Telematic Engagement as Antidote to Covid-19


The Third Space Network is an artist-driven Internet platform for staging creative dialogue, live performance and uncategorizable activisms: social empowerment through the act of becoming our own broadcast media.


As we experience a massive world migration to the third space, from universities to museums to political rallies, we can’t help but wonder whether the flight to the network is becoming a doomsday social predicament. Is social distancing becoming the negation & annihilation of human relations as we know it? We are in a crisis of humanity as never experienced in modern times, an apocalyptic scenario straight out of any number of dystopic science fiction movies. However, before we succumb to the frightening realization that our everyday presence in the physical world is on hold, what can do in a networked world to create new, vital, imaginative virtual spaces? To quote Annmarie Chandler this morning on Facebook: “if seeds can be laid for a more imaginative exploration of the way we might explore a third space it’s an ideal time to capture a broader imagination.” That is precisely the aspiration I would like to discuss, as I write these notes, ensconced in my underground studio bunker in Washington, DC. No kidding…

Through my teaching and artistic practice over the past ten years, I have been probing and rethinking the paradigms & strategies required for activating our telematic connections in expressive, dynamic, and imaginative ways.

Telematic Reading – students from the School of Art, Design & Media, Nanyang Technological University, Singapore

We think of the third space, shared network space, as a cold medium: dispersed, distributed, separated by distance & geography. Yet there are ways to invent playful interactions, games, telematic exchanges, shared moments that are intimate in nature, collapsing distance & separation. My students in Singapore, at the School of Art, Design & Media, Nanyang Technological University, invented third space compositions that in some sort of strange way, defied physical displacement to energize the sense of being together in the third space through the suspension of disbelief.
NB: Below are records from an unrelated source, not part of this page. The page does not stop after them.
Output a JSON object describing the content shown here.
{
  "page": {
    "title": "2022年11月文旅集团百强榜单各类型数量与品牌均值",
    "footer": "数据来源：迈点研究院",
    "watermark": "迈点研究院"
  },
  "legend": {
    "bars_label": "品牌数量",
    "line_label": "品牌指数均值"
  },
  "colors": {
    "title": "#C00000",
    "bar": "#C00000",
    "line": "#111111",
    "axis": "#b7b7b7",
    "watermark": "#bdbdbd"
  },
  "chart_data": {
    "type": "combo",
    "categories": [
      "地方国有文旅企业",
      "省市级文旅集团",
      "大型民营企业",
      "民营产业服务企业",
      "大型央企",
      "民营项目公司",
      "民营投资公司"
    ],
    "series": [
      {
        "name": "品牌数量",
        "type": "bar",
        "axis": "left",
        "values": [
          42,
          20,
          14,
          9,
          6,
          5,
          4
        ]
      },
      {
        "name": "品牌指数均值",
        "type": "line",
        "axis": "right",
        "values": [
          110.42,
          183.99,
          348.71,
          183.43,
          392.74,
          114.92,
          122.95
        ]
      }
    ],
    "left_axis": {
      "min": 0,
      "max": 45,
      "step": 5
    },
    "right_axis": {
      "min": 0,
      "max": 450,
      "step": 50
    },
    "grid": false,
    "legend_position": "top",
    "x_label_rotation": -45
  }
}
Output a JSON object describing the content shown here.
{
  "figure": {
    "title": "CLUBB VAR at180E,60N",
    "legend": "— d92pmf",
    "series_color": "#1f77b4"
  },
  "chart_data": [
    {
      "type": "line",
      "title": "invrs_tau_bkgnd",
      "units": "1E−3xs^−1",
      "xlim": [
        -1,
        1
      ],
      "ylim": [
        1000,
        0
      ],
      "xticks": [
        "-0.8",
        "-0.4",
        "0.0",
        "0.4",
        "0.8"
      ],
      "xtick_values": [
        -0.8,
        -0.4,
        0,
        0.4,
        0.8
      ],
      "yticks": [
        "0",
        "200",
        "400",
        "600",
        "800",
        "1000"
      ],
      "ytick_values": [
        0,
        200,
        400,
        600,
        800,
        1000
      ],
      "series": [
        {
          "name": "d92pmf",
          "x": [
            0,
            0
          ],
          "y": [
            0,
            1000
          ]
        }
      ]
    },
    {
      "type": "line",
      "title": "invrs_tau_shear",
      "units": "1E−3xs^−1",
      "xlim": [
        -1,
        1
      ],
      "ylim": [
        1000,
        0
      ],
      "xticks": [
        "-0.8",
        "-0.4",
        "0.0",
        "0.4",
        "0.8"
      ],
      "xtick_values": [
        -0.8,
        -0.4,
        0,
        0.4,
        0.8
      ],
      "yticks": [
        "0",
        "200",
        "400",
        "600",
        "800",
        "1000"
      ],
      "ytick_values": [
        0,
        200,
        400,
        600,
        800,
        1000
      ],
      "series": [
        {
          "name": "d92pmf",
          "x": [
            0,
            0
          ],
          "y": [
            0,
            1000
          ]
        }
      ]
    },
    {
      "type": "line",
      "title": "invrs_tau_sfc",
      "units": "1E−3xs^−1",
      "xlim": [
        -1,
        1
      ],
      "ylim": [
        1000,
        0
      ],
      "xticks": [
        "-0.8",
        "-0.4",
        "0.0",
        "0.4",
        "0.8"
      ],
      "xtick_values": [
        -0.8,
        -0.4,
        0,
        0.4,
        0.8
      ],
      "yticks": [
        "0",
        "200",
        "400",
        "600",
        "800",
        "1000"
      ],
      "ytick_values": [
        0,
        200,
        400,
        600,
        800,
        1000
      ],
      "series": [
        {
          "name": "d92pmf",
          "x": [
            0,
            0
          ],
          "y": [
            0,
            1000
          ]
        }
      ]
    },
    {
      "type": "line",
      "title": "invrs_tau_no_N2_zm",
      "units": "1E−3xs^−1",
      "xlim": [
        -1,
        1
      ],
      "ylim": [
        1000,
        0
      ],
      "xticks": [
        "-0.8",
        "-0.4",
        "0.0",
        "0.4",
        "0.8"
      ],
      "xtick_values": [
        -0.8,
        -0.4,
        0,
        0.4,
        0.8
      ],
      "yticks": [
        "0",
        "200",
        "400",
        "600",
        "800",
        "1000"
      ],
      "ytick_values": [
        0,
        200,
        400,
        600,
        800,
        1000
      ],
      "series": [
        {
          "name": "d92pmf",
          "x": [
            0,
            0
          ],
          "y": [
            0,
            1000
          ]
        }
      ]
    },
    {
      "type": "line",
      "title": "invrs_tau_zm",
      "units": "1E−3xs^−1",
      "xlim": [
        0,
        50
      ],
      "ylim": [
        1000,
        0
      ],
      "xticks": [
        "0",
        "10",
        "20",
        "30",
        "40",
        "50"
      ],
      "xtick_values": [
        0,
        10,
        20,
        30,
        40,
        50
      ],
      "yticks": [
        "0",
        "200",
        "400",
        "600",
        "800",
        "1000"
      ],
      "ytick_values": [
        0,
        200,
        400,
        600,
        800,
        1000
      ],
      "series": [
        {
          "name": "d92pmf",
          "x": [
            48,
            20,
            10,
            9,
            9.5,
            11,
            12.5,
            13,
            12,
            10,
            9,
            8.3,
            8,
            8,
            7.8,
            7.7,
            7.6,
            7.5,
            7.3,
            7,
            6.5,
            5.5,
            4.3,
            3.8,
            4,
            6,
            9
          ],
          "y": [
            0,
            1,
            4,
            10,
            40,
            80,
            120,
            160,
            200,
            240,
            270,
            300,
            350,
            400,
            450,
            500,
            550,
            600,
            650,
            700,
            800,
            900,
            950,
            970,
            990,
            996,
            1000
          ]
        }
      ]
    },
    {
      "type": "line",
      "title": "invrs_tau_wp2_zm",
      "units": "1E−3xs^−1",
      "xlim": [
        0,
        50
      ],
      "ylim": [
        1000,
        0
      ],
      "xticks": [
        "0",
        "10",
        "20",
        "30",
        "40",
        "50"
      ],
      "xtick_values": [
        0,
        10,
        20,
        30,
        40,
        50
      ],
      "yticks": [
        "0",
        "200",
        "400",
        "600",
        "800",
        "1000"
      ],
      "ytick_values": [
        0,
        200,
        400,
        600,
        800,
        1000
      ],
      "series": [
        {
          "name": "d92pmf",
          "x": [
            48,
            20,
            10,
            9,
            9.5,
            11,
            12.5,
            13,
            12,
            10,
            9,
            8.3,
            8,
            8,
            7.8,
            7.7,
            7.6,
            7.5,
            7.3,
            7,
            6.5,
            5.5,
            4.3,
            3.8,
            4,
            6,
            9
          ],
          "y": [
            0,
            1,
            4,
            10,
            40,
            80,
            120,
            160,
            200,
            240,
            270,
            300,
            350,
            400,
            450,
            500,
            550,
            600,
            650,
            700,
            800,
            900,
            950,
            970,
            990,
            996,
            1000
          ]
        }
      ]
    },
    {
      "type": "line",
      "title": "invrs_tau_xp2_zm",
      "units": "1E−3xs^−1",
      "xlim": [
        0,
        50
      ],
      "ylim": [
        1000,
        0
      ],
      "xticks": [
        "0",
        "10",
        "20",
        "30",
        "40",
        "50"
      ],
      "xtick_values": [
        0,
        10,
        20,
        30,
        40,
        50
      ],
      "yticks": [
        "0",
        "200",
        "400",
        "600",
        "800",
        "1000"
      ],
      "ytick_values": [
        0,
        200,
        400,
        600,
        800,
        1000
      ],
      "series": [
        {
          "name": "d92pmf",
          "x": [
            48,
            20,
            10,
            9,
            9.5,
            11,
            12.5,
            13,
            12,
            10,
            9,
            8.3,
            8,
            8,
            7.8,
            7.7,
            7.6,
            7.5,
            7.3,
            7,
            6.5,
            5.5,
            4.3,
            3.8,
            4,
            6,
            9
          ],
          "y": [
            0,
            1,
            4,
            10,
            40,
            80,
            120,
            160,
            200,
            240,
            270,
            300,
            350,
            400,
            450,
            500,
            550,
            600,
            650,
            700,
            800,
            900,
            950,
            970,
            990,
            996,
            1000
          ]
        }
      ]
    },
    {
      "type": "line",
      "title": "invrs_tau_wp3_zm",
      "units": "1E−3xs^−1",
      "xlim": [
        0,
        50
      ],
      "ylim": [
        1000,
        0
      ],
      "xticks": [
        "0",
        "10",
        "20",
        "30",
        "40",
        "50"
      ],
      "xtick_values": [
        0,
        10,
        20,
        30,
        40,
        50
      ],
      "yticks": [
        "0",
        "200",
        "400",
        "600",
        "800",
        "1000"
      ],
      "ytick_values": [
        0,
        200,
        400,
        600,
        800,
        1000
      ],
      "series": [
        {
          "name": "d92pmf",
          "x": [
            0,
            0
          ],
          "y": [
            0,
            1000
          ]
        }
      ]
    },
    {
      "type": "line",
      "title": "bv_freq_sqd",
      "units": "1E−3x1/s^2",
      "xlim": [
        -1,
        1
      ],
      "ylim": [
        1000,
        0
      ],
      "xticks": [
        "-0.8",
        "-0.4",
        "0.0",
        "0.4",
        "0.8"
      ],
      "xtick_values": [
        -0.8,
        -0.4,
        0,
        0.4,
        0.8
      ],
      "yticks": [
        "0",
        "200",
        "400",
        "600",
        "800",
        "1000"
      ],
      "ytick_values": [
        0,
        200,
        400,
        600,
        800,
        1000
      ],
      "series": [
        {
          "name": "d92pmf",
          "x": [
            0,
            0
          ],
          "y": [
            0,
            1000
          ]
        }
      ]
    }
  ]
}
Telematic X – students from the School of Art, Design & Media, Nanyang Technological University, Singapore

We can see how the third space becomes its own medium for spatial organization and gestural play through interaction that transgresses the boundaries of our Webcams. Telematic distance does not need to be one of separation, it can engage the intimacy of collective imagination. As we find ourselves searching and grasping for ways to not lose our sense of social belonging amidst distancing, perhaps we can rediscover the interplay of our bodies in an entirely new dimension that defies the spatial laws of physics.

Telematic Recline – students from the School of Art, Design & Media, Nanyang Technological University, Singapore

In the age of social distancing, do we need to rediscover the social relations of our networked collective bodies? Do we need to become more socially malleable with separation? These are crucial questions we must ask ourselves as the network become our refuge. Because of course, we don’t want to lose our playfulness, our sense of being together, the spirit of co-mingling our bodies in physical spaces. In the virtual realm, we still have bodies, and we still need intimacy and closeness, but we need to understand how to find it, to embrace our connections. When our physical being is transmitted as a mediated image from one person to the next, how do we rediscover engagement & intimacy of our bodies and actions in virtual spaces?

Telematic Shush – students from the School of Art, Design & Media, Nanyang Technological University, Singapore

Is this moment in global history a time of rapid mutation, a significant upheaval in the way we interact with one another? Marshall McLuhan said over 50 years ago:

“After more than a century of electric technology, we have extended our central nervous system itself in a global embrace, abolishing both space and time as far as our planet is concerned.”

I consider McLuhan’s prophetic words a call-to-action in these times of dark crisis, as we newly extend ourselves in a mass, collective exodus to third space classrooms, theaters, and other environments that have traditionally relied on physical proximity. Perhaps we can say that closeness and proximity is transforming its meaning, and if that is in fact the case, we must adapt ourselves with invention and imagination.